A multiparentalidade sendo demonstrada como um modelo de família contemporâneo, quebrando todos os preconceitos e a todo instante tendo como um dos fatos preponderantes o princípio do melhor interesse da criança e adolescente, quanto às suas escolhas e melhor qualidade de vida.

Requisitos e hipóteses sendo trabalhadas dentro do ordenamento jurídico, para que se possa reconhecer o vínculo existente através do afeto no registro de nascimento da criança, resguardando os direitos dos filhos quanto à sucessão nas duas famílias, em obter o direito de ter reconhecido o nome do pai biológico e afetivo no registro de nascimento.

Contudo, aos poucos a mutiparentalidade vai buscando e mudando cada vez mais os aspectos sociais e jurídicos quanto à sua aceitação, tendo não somente leis que condicionam a sua vigência, como também, jurisprudências favoráveis à nova concepção familiar.

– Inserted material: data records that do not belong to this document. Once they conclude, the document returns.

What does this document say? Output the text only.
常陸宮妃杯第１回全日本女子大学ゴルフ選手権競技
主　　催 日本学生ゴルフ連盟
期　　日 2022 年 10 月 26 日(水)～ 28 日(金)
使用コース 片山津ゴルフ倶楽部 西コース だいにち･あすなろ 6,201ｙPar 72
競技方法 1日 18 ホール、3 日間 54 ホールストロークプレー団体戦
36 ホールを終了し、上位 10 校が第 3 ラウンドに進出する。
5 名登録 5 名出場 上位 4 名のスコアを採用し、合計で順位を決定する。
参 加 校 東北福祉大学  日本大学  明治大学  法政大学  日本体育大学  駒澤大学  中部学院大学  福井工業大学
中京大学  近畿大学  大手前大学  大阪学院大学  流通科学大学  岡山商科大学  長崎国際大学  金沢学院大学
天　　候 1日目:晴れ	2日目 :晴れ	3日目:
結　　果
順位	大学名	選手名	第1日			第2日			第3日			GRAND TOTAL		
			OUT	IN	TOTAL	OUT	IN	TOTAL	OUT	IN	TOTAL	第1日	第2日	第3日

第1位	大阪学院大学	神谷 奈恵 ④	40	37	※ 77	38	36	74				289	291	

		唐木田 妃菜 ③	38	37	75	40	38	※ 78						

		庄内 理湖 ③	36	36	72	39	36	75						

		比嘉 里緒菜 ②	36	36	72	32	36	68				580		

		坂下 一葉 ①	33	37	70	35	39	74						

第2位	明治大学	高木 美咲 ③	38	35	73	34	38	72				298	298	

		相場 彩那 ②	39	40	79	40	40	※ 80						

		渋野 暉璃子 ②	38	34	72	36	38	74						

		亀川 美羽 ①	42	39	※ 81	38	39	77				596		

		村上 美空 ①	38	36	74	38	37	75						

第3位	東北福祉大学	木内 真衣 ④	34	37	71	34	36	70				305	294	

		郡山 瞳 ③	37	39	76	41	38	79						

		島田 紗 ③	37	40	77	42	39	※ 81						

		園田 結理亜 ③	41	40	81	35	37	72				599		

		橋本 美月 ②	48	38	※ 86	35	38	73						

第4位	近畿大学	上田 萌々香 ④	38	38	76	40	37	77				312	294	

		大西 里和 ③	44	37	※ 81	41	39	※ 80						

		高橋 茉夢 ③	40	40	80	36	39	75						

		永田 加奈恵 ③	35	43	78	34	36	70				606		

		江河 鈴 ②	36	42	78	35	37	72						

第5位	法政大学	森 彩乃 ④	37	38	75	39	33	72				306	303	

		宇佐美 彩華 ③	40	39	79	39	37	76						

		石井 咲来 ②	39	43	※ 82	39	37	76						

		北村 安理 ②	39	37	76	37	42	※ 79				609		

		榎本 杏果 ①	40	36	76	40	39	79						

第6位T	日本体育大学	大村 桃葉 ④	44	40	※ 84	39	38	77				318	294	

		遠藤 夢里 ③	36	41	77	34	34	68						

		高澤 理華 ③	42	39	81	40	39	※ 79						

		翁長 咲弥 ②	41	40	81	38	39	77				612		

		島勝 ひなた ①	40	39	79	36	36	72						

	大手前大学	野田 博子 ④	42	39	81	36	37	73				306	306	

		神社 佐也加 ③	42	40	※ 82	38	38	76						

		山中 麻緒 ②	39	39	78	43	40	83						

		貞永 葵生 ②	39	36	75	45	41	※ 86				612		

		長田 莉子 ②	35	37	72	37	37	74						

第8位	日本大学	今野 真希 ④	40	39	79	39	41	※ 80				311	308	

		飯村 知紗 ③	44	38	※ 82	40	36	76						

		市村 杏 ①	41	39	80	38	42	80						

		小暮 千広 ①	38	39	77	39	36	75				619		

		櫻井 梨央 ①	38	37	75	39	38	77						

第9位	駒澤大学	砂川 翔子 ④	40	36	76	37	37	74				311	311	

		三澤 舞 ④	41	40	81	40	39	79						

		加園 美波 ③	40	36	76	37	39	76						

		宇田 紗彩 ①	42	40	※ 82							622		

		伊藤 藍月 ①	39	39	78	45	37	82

Apesar de ainda não existirem leis diretas e concretas quanto à sua normatização, ela é resguardada e entendida por interpretação e analogias dentro do ordenamento jurídico, através do principio da isonomia, direito ao poder familiar, melhor interesse da criança e adolescente, dignidade humana, dentre outros princípios constitucionais.

Sendo assim, com toda evolução e o reconhecimento da sociedade e tribunais quanto aos novos modelos de famílias contemporâneo, em específico a família multiparental, conclui-se que, apesar do alcance quanto ao reconhecimento e regulamentação em entendimentos jurisprudenciais da multiparentalidade, necessita-se, ainda, buscar novos objetivos e pesquisas quanto às garantias deste instituto no ordenamento jurídico brasileiro e seus efeitos.